Final answer:
Descartes' Rule of Signs can predict the number of positive and negative real zeros for the given polynomials; the first function might have 3 or 1 positive real zeros and 0 negative real zeros. Determining the exact zeros would require additional methods and cannot be confirmed without deeper analysis or the use of specific tools like synthetic division or numerical solvers.
Step-by-step explanation:
Regarding the functions presented, we can utilize Descartes' Rule of Signs to predict the number of positive and negative real zeros. The Rule of Signs states that the number of positive real zeros of a polynomial is equal to the number of sign changes between consecutive non-zero coefficients, or is less than this by an even number. The number of negative real zeros can be determined in a similar way by evaluating the polynomial with x replaced by -x.

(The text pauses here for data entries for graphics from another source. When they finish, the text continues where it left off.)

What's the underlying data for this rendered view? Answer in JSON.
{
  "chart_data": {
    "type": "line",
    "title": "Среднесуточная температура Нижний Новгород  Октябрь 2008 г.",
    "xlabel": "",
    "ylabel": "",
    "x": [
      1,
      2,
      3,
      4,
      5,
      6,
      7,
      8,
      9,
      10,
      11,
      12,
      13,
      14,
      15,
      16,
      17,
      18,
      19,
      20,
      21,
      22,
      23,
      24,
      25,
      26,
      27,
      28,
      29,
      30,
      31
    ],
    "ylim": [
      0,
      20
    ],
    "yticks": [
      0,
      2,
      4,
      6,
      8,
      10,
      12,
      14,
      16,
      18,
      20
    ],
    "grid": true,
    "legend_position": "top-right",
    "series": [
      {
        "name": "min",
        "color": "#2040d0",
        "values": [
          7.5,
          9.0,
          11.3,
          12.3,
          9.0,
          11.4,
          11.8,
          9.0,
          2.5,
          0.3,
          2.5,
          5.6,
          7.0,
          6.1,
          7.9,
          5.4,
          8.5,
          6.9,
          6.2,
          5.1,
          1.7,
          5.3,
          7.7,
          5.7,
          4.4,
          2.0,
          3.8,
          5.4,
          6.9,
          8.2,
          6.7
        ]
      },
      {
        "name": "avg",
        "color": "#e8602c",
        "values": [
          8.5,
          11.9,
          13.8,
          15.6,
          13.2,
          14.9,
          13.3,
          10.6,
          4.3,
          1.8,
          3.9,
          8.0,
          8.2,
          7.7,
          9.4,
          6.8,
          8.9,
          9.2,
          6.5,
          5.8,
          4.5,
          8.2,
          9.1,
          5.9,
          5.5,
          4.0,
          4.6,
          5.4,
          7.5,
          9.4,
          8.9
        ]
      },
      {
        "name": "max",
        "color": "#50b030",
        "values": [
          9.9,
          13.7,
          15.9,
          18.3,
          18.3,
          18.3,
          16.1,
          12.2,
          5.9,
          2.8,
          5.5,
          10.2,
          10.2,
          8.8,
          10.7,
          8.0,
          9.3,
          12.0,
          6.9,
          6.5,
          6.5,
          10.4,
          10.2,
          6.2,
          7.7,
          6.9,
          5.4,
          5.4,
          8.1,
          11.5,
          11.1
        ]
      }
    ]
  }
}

For the first function f(x) = x⁵ - 3x⁴ - 22x³ + 74x² - 75x + 25, there are 3 sign changes, indicating there could be 3 or 1 positive real zeros. For negative real zeros, we replace x with -x and notice there are no sign changes, suggesting 0 negative real zeros. All remaining zeros would be complex, with real and imaginary parts.
Assuming all zeros are real for a polynomial of degree 5 is a complex task without specific numerical methods or graphical tools. For example, an interval for the first polynomial's zeros cannot be easily determined without further analysis or graphing.
To determine the zeros, we would typically use methods such as synthetic division, factoring, the Rational Root Theorem, or numerical solvers to find the exact zeros.